More than Words- Bennett was Wrong

Armando at Daily Kos is outraged that Brad Delong and Matt Yglesias are offering a qualified defense that Bill Bennett did not have genocidal tendencies when he declared "you could abort every black baby in this country, and your crime rate would go down."

Even if Bennett was dismissing such an argument as immoral, Armando's point is that such words resonate in a country where racism has been continually justified with such arguments. To say, as Bennett EXPLICITLY did say, that a eugenics program would be effective endorses the factual basis of racist eugenics programs. That he steps back and says it would be wrong still makes the argument dangerous and repulsive.

Because what is wrong with his statement is that he makes an unproven statement of supposed FACT that is racist in its core assumptions. Blacks are convicted of disproportionately more crime than whites, but they also exist in a specific marginal economic position in American society. Partly, it's that they commit more crimes because of their poverty, but partly it's that their activities are criminalized at a higher rate than parallel activities of non-blacks. The difference in conviction rates and prison sentences for crack cocaine versus powder if merely the most dramatic.

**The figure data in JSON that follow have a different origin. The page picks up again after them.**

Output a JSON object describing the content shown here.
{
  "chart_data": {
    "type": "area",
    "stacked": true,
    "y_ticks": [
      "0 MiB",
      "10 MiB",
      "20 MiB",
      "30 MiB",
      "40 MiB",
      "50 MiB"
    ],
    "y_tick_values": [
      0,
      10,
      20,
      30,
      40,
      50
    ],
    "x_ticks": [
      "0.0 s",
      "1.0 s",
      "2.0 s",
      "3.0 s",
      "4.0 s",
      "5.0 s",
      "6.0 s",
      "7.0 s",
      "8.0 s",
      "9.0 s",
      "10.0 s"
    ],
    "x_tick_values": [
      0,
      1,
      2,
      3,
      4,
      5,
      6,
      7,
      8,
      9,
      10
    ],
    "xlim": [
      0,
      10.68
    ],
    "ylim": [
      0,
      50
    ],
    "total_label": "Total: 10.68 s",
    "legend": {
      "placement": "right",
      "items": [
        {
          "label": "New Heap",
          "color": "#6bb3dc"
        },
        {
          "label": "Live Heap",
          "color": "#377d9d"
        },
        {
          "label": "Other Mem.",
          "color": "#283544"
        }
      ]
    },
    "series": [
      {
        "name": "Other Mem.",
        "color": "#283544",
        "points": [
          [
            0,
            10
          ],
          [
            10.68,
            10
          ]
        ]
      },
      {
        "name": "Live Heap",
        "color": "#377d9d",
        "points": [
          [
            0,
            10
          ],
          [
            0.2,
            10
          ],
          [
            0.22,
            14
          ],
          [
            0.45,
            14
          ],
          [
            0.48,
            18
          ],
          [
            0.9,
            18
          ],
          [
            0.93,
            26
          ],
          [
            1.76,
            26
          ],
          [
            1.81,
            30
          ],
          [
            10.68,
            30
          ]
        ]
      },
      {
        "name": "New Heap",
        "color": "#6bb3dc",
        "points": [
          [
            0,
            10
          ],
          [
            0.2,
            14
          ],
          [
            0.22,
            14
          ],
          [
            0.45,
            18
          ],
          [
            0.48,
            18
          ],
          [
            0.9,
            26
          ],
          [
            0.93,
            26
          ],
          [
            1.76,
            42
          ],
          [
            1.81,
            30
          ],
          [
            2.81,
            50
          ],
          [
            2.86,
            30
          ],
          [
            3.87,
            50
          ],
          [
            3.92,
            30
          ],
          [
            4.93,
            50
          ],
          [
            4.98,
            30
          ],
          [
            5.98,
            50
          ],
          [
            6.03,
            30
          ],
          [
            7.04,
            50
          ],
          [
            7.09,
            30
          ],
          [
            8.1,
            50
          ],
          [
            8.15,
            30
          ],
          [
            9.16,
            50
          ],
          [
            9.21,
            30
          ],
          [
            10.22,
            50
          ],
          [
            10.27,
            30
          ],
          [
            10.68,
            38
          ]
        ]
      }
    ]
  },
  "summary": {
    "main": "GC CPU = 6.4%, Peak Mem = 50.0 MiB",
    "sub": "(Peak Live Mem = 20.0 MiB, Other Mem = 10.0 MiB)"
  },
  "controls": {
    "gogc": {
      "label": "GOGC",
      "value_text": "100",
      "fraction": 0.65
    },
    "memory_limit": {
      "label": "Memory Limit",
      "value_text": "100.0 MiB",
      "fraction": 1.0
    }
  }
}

Remove the black population and that does not mean poverty disappears -- not only are other groups likely to find themselves in a similar marginalized economic position to fill that position in an economy without full employment, but the driving pulse of racism would likely scapegoat them through criminalization of their chosen drug use or other activities to reinforce that marginalization.

Class in society in ecological. Different racial groups may be forced into disproptionate populations within a particular class position, but that doesn't mean eliminating that racial group will eliminate that ecological class position.

Modern anti-semitism was partly related to a history that denied Jews entrance to a range of craft and professional careers, meaning that certain kinds of marginal finance-related professions were the main means of advancement for successful Jews. In fact, in an emerging capitalist system that needed finance capital yet had moral qualms about "usury", having a despised minority like the Jews play the role of moneylender was economically and culturally useful.

But the illusion of certain kinds of anti-semitism, much like Bennett's genocidal fantasy, was that if you removed the racial group occupying a class position, you could eliminate the immorality of capitalist society associated with the activities of that group. But of course someone else will step into any similar position, since modern society created the ecological niche.

Bennett was reacting to the argument in the book Freakanomics that abortion a generation ago correlated with a drop in crime today, but the fact that he would construe it as a racist correlation reflects his own racism. The implication of Freakanomics is far more basic: that unwanted children are less likely to grow up in a supportive home and no doubt more likely to be abused. Eliminating unwanted pregnancies correlates with a happier life for the children who are brought to term and thus to less crime in our society. That makes race irrelevant to the analysis.

But that kind of analysis is very threatening to Bennett's anti-choice beliefs. So he needs to associate abortion with black genocide-- a nice wink to the beliefs of the racist right while stirring up fears in the black population. Bennett then decries the immorality of his own proposal.

But it's a cynical manipulation of racist rhetoric to divert attention from the core issue at the heart of the abortion debate.

Some people may honestly believe that it's better to force women to bring children to term, no matter how much they don't want to and however much that means they are more likely to abuse or neglect such children and encourage greater crime in the overall society. It's not an unreasonable moral position, but that's the position of the anti-choice side that folks like Bennett are trying to obscure by racist rhetoric.